You have read somewhere that pool balls used to be made of celluloid and could explode at any moment. Celluloid is a volatile substance. Your secret is made of celluloid.
In Gartree, prisoners are only locked in their cells overnight and at lunch times. During the day you are expected to keep yourself busy with education, exercise, or work. You are even paid for your work, and you can spend this money on luxuries, such as CDs, books, or treats for Baudelaire. It is not a tough prison, despite being full of murderers.
You have decided to do the rest of your time on your own. No more complications. You are over that now. You can beat it by yourself. You pocket one of your reds and snooker Philip behind another. You watch Philip pot the white ball by mistake, giving you two shots again. But you are not going to pot the black ball. You are going to let Philip win this game because, unlike Shaun, you understand what Philip Heggerty did.
3
An old fucked Ford, a few hundred quid, a battered guitar and a rusty tool box. That was all he left me when he died. The old fucker. The old fucker hadn’t worked for years. Council house. No family, no friends. Just a few old winos down the local for company. You’ll remember that he was a plumber by trade, self-employed, had his own van with his name and number on. But he was done for drink-driving and lost his licence. Don’t know if we ever talked about the ins and outs of it. I remember you calling for me, standing in the back yard, afraid to come in, or knocking on the front door so quietly I could barely hear you.

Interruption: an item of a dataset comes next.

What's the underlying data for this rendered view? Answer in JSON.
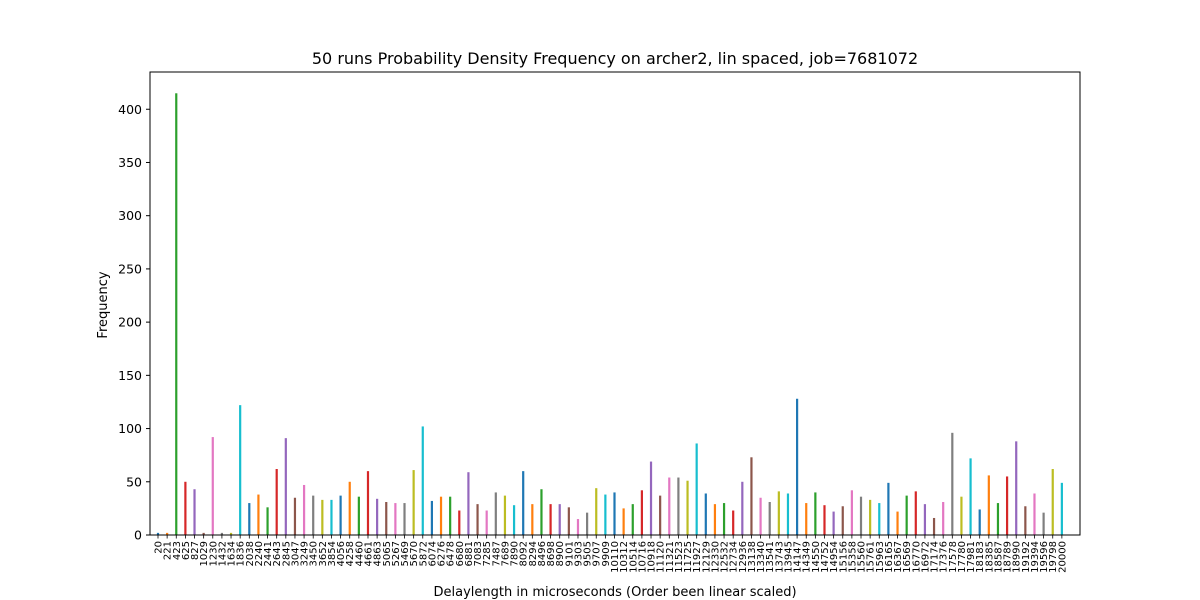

He’d sit at the dining table massaging his temples, staring off into the distance. You didn’t dare enter the room when he was like that. Neither did I. Best to stay well clear. The drinking got to be a real problem. By the time of my trial he was rarely sober. The only thing that would wake him up was a boot in his bollocks.
As I grew taller than him and he grew more inebriated, the tables turned. I was no longer afraid of him. I looked down on this mess of a human being. But now his money, his guitar, his toolbox and his car were my only possessions. The car hadn’t been driven for months. He’d won it in a bet a few years before he died. No tax, no insurance, no MOT. It took me the best part of the morning to get the engine going. Two years as an apprentice fitter in a motor factory. Some of those skills were still there. Eventually the pistons turned over and it choked into action, just like my old man used to do.